La route, la voiture en flammes, la mort qui rit
On tombe sur des habits accrochés aux cactus — signe de quelque chose qu’on ignore — puis une voiture en feu à côté de la chaussée. Murphy, étonnamment humain, se précipite. La scène est grotesque et terrible : un père qui voulait échapper à un opossum, une erreur, et la fin. Mère éjectée, une fille morte dans l’habitacle, l’autre expira dans les bras de Murphy pendant que les flammes crépitaient comme une risée. Rien de religieux là-dedans, juste la cruauté d’un hasard.

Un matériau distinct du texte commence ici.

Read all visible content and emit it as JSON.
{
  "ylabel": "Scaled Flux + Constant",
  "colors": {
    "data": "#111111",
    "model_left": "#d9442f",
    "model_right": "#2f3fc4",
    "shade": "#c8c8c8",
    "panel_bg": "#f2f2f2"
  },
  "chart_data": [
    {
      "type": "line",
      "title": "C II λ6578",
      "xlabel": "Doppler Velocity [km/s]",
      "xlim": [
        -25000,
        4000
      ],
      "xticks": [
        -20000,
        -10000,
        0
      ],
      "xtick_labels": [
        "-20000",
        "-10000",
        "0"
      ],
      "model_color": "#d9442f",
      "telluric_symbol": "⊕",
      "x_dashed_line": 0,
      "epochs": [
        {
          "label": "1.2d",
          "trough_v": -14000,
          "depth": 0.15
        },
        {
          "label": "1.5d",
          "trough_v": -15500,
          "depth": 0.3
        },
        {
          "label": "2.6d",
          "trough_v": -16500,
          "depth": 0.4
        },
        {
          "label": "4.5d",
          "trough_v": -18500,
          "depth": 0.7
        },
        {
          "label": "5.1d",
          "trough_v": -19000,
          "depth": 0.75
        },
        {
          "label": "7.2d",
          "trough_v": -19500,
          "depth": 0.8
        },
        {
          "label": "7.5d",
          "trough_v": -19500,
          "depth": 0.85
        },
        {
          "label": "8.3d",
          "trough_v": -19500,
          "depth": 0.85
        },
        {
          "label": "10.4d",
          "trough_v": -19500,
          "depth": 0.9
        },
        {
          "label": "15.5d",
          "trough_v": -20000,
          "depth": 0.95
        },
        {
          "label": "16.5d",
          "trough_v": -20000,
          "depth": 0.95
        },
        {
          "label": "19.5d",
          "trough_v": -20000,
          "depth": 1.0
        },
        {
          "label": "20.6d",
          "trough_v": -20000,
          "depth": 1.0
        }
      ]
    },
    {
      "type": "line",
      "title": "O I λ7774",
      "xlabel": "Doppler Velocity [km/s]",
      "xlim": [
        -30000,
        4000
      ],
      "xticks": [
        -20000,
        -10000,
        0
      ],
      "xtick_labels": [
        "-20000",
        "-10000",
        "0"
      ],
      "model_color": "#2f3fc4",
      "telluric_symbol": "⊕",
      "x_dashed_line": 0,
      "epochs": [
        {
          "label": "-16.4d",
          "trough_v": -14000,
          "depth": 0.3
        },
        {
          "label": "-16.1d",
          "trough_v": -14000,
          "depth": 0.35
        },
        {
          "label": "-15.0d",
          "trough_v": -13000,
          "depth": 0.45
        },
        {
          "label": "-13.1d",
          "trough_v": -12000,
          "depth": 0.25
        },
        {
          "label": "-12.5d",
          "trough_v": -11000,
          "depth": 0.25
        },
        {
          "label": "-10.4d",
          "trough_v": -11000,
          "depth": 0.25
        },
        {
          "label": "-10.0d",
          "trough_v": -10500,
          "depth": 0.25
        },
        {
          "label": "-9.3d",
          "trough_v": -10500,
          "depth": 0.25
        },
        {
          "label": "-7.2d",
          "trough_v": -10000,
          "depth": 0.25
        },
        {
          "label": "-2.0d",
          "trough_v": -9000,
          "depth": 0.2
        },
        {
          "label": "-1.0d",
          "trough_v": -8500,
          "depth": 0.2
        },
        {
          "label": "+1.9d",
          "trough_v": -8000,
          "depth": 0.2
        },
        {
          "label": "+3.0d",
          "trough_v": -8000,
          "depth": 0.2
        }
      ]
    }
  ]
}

Personne ne parle. On repart en silence, la bile au fond de la gorge. Vince est absent, ailleurs. 2J est en morceaux. Hans serre le volant comme si le métal pouvait recoudre les âmes.
On frappe — on assume
La logique froide reprend. Les flics font « eux ou nous ». On décide d’anticiper. Je demande à éteindre les phares. Hanz obéit. Deux grenades dans la nuit. L’explosion arrache le silence ; la voiture de Murphy s’envole puis retombe sur notre coffre, miracle d’un plan mal calculé qui nous sauve d’un fossé. Un cousin s’arrache de l’épave en rampant. Il vivra, il parlera. Ou il survivra juste assez pour vendre tout ce que nous avons fait. Je choisis la mesure pratique : je lui casse la nuque. Je ne prends pas de plaisir. Je prends de l’assurance : pas de témoins, pas de chicanes. C’était pour empêcher la vérité devenir une corde pour pendre un copain.

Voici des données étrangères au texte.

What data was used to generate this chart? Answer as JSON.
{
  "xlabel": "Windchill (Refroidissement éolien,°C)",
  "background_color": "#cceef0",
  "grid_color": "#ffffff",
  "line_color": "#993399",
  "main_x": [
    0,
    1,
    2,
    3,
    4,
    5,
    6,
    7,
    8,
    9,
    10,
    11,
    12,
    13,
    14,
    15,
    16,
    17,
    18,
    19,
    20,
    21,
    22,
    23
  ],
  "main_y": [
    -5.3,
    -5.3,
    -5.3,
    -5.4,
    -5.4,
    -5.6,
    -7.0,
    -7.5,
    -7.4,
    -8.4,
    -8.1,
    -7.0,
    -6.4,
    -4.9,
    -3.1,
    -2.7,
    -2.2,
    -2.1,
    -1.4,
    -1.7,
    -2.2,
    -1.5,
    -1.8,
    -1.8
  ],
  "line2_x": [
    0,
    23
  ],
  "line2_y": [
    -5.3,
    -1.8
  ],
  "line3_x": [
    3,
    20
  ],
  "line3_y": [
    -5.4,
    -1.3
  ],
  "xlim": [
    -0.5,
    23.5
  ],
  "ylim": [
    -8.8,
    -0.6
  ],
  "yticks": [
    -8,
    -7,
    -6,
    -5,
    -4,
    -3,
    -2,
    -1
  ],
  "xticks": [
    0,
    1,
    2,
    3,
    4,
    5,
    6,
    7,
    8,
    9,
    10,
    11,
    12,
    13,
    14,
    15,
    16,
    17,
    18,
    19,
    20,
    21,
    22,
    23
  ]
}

Assis dans le désert après les étincelles et le silence, j’allume une clope. Le calme est froid et net. Je me sens plus léger et mille fois plus lourd. Les principes ? Des chandelles dans un vent d’hiver. On a enterré Tom, Marie, et ce soir on a laissé une trace de feu. Ce n’est pas propre. Ce n’est jamais propre.
Pensées qui ruissellent
Gabriel peut bien écrire que le monde n’est plus le nôtre. Peut-être a-t-il raison : le ciel ne répond pas. Les anges n’ont pas débarqué. Le paradis est déserté. Alors il reste nous : des hommes qui marchent sur des marches qui ne mènent nulle part — Stairway to Never. Je ne suis plus certain d’être un flic. Je ne suis même plus certain d’être un frère. Je suis un outil, affûté par la perte.
Ce que je protège maintenant, c’est maigre : la famille qu’il reste, Milly, Angie, ceux de l’agence. Et la mémoire de Marie, qui brûle comme un regard refusé. Si la justice devient vengeance, alors je l’assume. Si la justice meurt, je deviendrai son assassinat programmé.
Demain, on repart. On piste un gamin avec un coffre plein de billets et un gourou qui fuit vers le sud. On ira au Mexique s’il faut. On cassera des têtes. On ramassera des corps. On garde la route droite tant que nos jambes tiennent. Après, il n’y aura que le désert et les rats.